We are hiring on behalf of our client for a Head of Data Engineering & Machine Learning.

In this role, you will take full ownership of both the data engineering and machine learning/data science functions — defining the strategy, building and leading the team, establishing best practices, and ensuring high-quality delivery across the board.

You will be responsible for shaping and implementing robust data governance and data quality frameworks, while simultaneously building and scaling the AI (ML/DS) capability. A key focus of the role is driving the integration of AI into the product, translating data into tangible business and product impact.

Responsibilities:

Data Platform & Architecture

·      End-to-end data architecture: ingestion, storage, transformation,

·       Data lake / warehouse design with governed layering, version-controlled and monitored pipelines

·       Integration with Power BI, product, marketing and trading platforms APIs, ML serving endpoints, regulatory reporting

Data Governance

  • Corporate data dictionary covering all critical domains: trading, clients, accounts, leads, campaigns, instruments

  • Naming conventions enforced via CI/CD pipeline (SonarQube or equivalent) — violations caught before production

  • Semantic layer (dbt + Cube.dev / AtScale or equivalent) as the single source of truth between the warehouse and BI/AI consumers — enabling business self-service without IT involvement

  • Data lineage, ownership, and stewardship model across technical and business teams

  • GDPR, MiFID II, and audit alignment

Data Quality

  • Automated quality gates throughout the pipeline: schema validation, null checks, referential integrity, statistical drift, business rule assertions

  • Quality framework (Great Expectations, dbt tests, Soda, or equivalent) integrated as blocking pipeline checks — not just monitoring

  • Data quality KPIs with business-visible dashboards; incident response process with defined remediation SLAs

Machine Learning & Data Science

  • Lead the ML/DS team: technical direction, solution selection, delivery standards, capacity

  • MLOps: versioned training pipelines, model registry, A/B infrastructure, drift monitoring (MLflow, DVC, or equivalent)
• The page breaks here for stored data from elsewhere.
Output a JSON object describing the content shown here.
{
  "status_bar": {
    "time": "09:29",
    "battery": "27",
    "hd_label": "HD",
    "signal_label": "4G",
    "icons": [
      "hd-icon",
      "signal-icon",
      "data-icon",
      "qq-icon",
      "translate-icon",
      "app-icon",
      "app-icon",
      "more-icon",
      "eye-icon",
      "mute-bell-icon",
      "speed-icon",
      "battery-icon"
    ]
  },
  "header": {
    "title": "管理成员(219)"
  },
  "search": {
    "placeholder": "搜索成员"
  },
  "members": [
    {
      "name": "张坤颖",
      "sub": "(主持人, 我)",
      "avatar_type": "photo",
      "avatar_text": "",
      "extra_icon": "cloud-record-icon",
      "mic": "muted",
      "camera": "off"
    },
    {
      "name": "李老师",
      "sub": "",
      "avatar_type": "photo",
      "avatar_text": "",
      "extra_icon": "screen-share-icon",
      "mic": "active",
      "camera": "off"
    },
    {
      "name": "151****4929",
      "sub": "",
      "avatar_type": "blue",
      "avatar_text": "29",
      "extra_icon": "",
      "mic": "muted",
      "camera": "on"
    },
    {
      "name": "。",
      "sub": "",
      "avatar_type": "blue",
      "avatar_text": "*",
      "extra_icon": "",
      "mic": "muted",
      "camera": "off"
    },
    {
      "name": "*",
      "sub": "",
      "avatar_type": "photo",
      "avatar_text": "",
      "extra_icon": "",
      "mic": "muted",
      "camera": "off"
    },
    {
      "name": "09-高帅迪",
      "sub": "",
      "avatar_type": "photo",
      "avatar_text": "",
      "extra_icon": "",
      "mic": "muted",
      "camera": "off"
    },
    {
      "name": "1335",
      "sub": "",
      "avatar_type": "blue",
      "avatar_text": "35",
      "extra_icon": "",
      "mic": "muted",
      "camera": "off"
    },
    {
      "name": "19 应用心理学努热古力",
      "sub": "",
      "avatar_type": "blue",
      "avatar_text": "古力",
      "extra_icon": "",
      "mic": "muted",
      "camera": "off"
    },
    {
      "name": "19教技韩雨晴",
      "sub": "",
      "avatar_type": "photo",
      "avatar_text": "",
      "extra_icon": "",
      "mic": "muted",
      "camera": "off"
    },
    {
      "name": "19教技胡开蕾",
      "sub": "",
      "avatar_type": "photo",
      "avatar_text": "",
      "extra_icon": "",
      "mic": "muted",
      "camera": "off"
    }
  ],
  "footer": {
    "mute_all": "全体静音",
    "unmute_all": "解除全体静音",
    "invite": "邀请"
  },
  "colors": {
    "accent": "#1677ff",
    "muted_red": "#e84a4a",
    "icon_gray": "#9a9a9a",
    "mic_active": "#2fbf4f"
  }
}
  • Business use cases: churn, lead scoring, anomaly detection, trade pattern analysis, risk segmentation

  • Model documentation standard: purpose, inputs, outputs, training data, evaluation metrics, re-training schedule

AI in the Data Pipeline

  • LLM-assisted pipeline development: SQL/transformation code review, anomaly explanation, schema change impact analysis

  • ML-based data quality detection for drift and anomalies that rule-based checks miss

Job requirements

  • 10+ years in data engineering, with 3+ years leading a team

  • Technical ownership of Airflow or equivalent orchestrator (not just usage — architectural responsibility)

  • Strong data warehouse / lake design: partitioning, SCD, incremental loading, Delta Lake / Iceberg / Hudi

  • Deep SQL — query optimization, execution plan analysis, rewrite-level proficiency

  • PostgreSQL and MySQL hands-on; MongoDB data modeling (embedding vs referencing, aggregation pipelines)

  • Databricks or equivalent cloud data platform (Snowflake, BigQuery, Redshift)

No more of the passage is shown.